You can precompute the number of ones at every position in a way that:

NumOfOnes(i, j) = NumberOfOnes(0-i, 0-j).... in other words at any index you should be able to tell the number of ones until that index from 0,0.
This precomputation will take O(n^2) time & O(n^2) memory but we will have to do so only once.

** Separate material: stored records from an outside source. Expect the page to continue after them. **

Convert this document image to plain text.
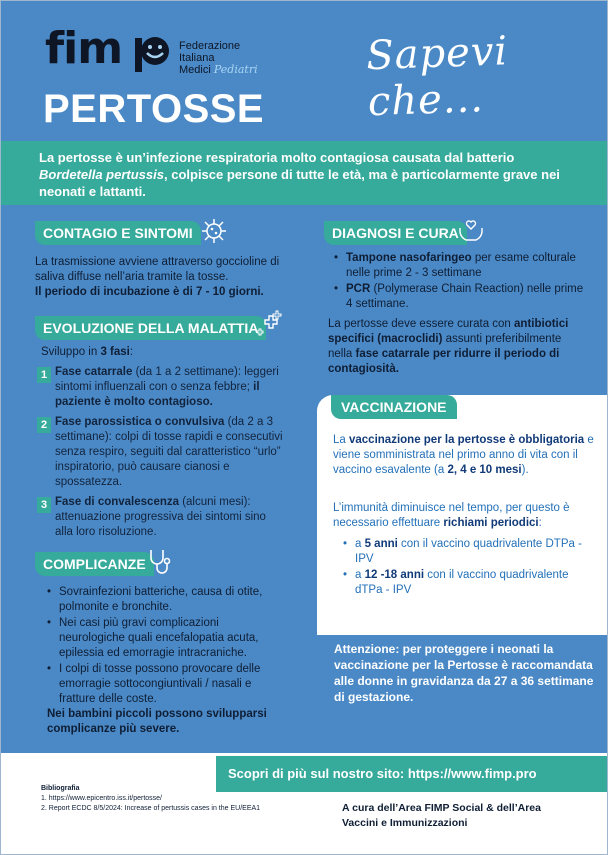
fim	Federazione
Italiana
Medici Pediatri	Sapevi che...
PERTOSSE
La pertosse è un’infezione respiratoria molto contagiosa causata dal batterio Bordetella pertussis, colpisce persone di tutte le età, ma è particolarmente grave nei neonati e lattanti.
CONTAGIO E SINTOMI
La trasmissione avviene attraverso goccioline di saliva diffuse nell’aria tramite la tosse.
Il periodo di incubazione è di 7 - 10 giorni.
EVOLUZIONE DELLA MALATTIA
Sviluppo in 3 fasi:
1 Fase catarrale (da 1 a 2 settimane): leggeri sintomi influenzali con o senza febbre; il paziente è molto contagioso.
2 Fase parossistica o convulsiva (da 2 a 3 settimane): colpi di tosse rapidi e consecutivi senza respiro, seguiti dal caratteristico “urlo” inspiratorio, può causare cianosi e spossatezza.
3 Fase di convalescenza (alcuni mesi): attenuazione progressiva dei sintomi sino alla loro risoluzione.
COMPLICANZE
• Sovrainfezioni batteriche, causa di otite, polmonite e bronchite.
• Nei casi più gravi complicazioni neurologiche quali encefalopatia acuta, epilessia ed emorragie intracraniche.
• I colpi di tosse possono provocare delle emorragie sottocongiuntivali / nasali e fratture delle coste.
Nei bambini piccoli possono svilupparsi complicanze più severe.
DIAGNOSI E CURA
• Tampone nasofaringeo per esame colturale nelle prime 2 - 3 settimane
• PCR (Polymerase Chain Reaction) nelle prime 4 settimane.
La pertosse deve essere curata con antibiotici specifici (macroclidi) assunti preferibilmente nella fase catarrale per ridurre il periodo di contagiosità.
La vaccinazione per la pertosse è obbligatoria e viene somministrata nel primo anno di vita con il vaccino esavalente (a 2, 4 e 10 mesi).
L’immunità diminuisce nel tempo, per questo è necessario effettuare richiami periodici:
• a 5 anni con il vaccino quadrivalente DTPa - IPV
• a 12 -18 anni con il vaccino quadrivalente dTPa - IPV
VACCINAZIONE
Attenzione: per proteggere i neonati la vaccinazione per la Pertosse è raccomandata alle donne in gravidanza da 27 a 36 settimane di gestazione.
Scopri di più sul nostro sito: https://www.fimp.pro
Bibliografia
1. https://www.epicentro.iss.it/pertosse/
2. Report ECDC 8/5/2024: Increase of pertussis cases in the EU/EEA1	A cura dell’Area FIMP Social & dell’Area
Vaccini e Immunizzazioni
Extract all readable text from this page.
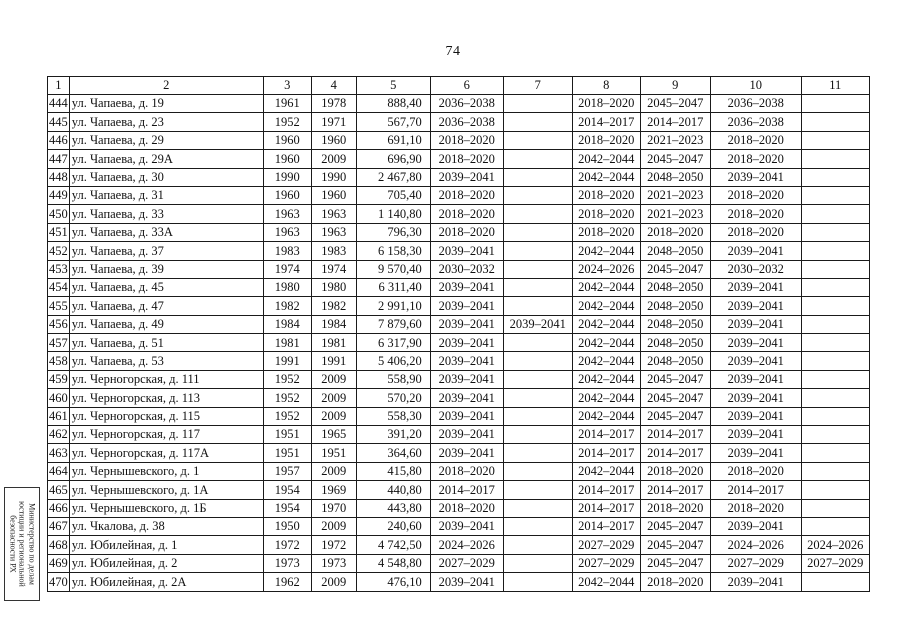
74
1	2	3	4	5	6	7	8	9	10	11
444	ул. Чапаева, д. 19	1961	1978	888,40	2036–2038		2018–2020	2045–2047	2036–2038	
445	ул. Чапаева, д. 23	1952	1971	567,70	2036–2038		2014–2017	2014–2017	2036–2038	
446	ул. Чапаева, д. 29	1960	1960	691,10	2018–2020		2018–2020	2021–2023	2018–2020	
447	ул. Чапаева, д. 29А	1960	2009	696,90	2018–2020		2042–2044	2045–2047	2018–2020	
448	ул. Чапаева, д. 30	1990	1990	2 467,80	2039–2041		2042–2044	2048–2050	2039–2041	
449	ул. Чапаева, д. 31	1960	1960	705,40	2018–2020		2018–2020	2021–2023	2018–2020	
450	ул. Чапаева, д. 33	1963	1963	1 140,80	2018–2020		2018–2020	2021–2023	2018–2020	
451	ул. Чапаева, д. 33А	1963	1963	796,30	2018–2020		2018–2020	2018–2020	2018–2020	
452	ул. Чапаева, д. 37	1983	1983	6 158,30	2039–2041		2042–2044	2048–2050	2039–2041	
453	ул. Чапаева, д. 39	1974	1974	9 570,40	2030–2032		2024–2026	2045–2047	2030–2032	
454	ул. Чапаева, д. 45	1980	1980	6 311,40	2039–2041		2042–2044	2048–2050	2039–2041	
455	ул. Чапаева, д. 47	1982	1982	2 991,10	2039–2041		2042–2044	2048–2050	2039–2041	
456	ул. Чапаева, д. 49	1984	1984	7 879,60	2039–2041	2039–2041	2042–2044	2048–2050	2039–2041	
457	ул. Чапаева, д. 51	1981	1981	6 317,90	2039–2041		2042–2044	2048–2050	2039–2041	
458	ул. Чапаева, д. 53	1991	1991	5 406,20	2039–2041		2042–2044	2048–2050	2039–2041	
459	ул. Черногорская, д. 111	1952	2009	558,90	2039–2041		2042–2044	2045–2047	2039–2041	
460	ул. Черногорская, д. 113	1952	2009	570,20	2039–2041		2042–2044	2045–2047	2039–2041	
461	ул. Черногорская, д. 115	1952	2009	558,30	2039–2041		2042–2044	2045–2047	2039–2041	
462	ул. Черногорская, д. 117	1951	1965	391,20	2039–2041		2014–2017	2014–2017	2039–2041	
463	ул. Черногорская, д. 117А	1951	1951	364,60	2039–2041		2014–2017	2014–2017	2039–2041	
464	ул. Чернышевского, д. 1	1957	2009	415,80	2018–2020		2042–2044	2018–2020	2018–2020	
465	ул. Чернышевского, д. 1А	1954	1969	440,80	2014–2017		2014–2017	2014–2017	2014–2017	
466	ул. Чернышевского, д. 1Б	1954	1970	443,80	2018–2020		2014–2017	2018–2020	2018–2020	
467	ул. Чкалова, д. 38	1950	2009	240,60	2039–2041		2014–2017	2045–2047	2039–2041	
468	ул. Юбилейная, д. 1	1972	1972	4 742,50	2024–2026		2027–2029	2045–2047	2024–2026	2024–2026
469	ул. Юбилейная, д. 2	1973	1973	4 548,80	2027–2029		2027–2029	2045–2047	2027–2029	2027–2029
470	ул. Юбилейная, д. 2А	1962	2009	476,10	2039–2041		2042–2044	2018–2020	2039–2041	
Министерство по делам юстиции и региональной безопасности РХ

Once you have that then finding number of ones is in subset is simply O(1) irrespective the size of grid.

public class Solution {
  private final Integr[][] cachedSum;
  private final Integer[][] matrix;

  public Solution(Integer[][] matrix) {
    if(matrix == null || matrix.length == 0 || matrix[0].length == 0) {
      throw new IllegalArgumentException("Pass in valid matrix");
    }
    this.matrix = matrix;
    Map<Point, Integer> cache = new HashMap<>();
    this.cachedSum = this.getPreCalculatedSum(matrix, matrix.length - 1, matrix[0].length - 1, cache);
  }

  // This is the api that will be called everytime and returns in O(1)
  public int getSum(int row1, int col1, int row2, int col2) {
    if(row1 < 0 || col1 < 0 || row1 > row2 || col1 > col2 || row2 >= matrix.length || col2 >= matrix[0].length) {
      throw new IllegalArgumentException("Please pass in valid cordiates");
    }
    int topDiagonalSum = row1 - 1 >= 0 && col1 - 1 >= 0 ? this.cachedSum[row1 - 1][col1 - 1] : 0;
    int topSectionSum = row1 - 1 >= 0 ? this.cachedSum[row1 - 1][col2] : 0;
    int leftSectionSum = col1 - 1 >= 0 ? this.cachedSum[row2][col1 - 1];
    return this.cachedSum[row2][col2] - leftSectionSum - topSectionSum + topDiagonalSum;
  }

  private int fillPreCalculatedSum(Integer[][] matrix, Integer[][] result, int row, int col, Map<Point, Integer> cache) {
    Point p = new Point();
    p.row = row; p.col = col;
    if(cache.contains(p)) {
      return cache.get(p);
    }
    else if(row < 0 || col < 0) {
      return 0;
    }

    int leftSum = col - 1 >= 0 ? this.getPreCalculatedSum(matrix, result row, col - 1, cache) : 0;
    int topSum = row - 1 >= 0 ? this.getPreCalculatedSum(matrix, result, row - 1, col, cache) : 0;
    int diagonalTopSum = row -1 >= 0 && col - 1 >= 0 ? this.getPreCalculatedSum(matrix, result, row - 1, col - 1, cache) : 0;
    int sum = matrix[row][col] + leftSum + topSum - diagonalTopSum;
    result[row][col] = sum;
    cache.put(p, sum);
    return sum;
  }

  private static class Point {
    public int row;
    public int col;
  }
}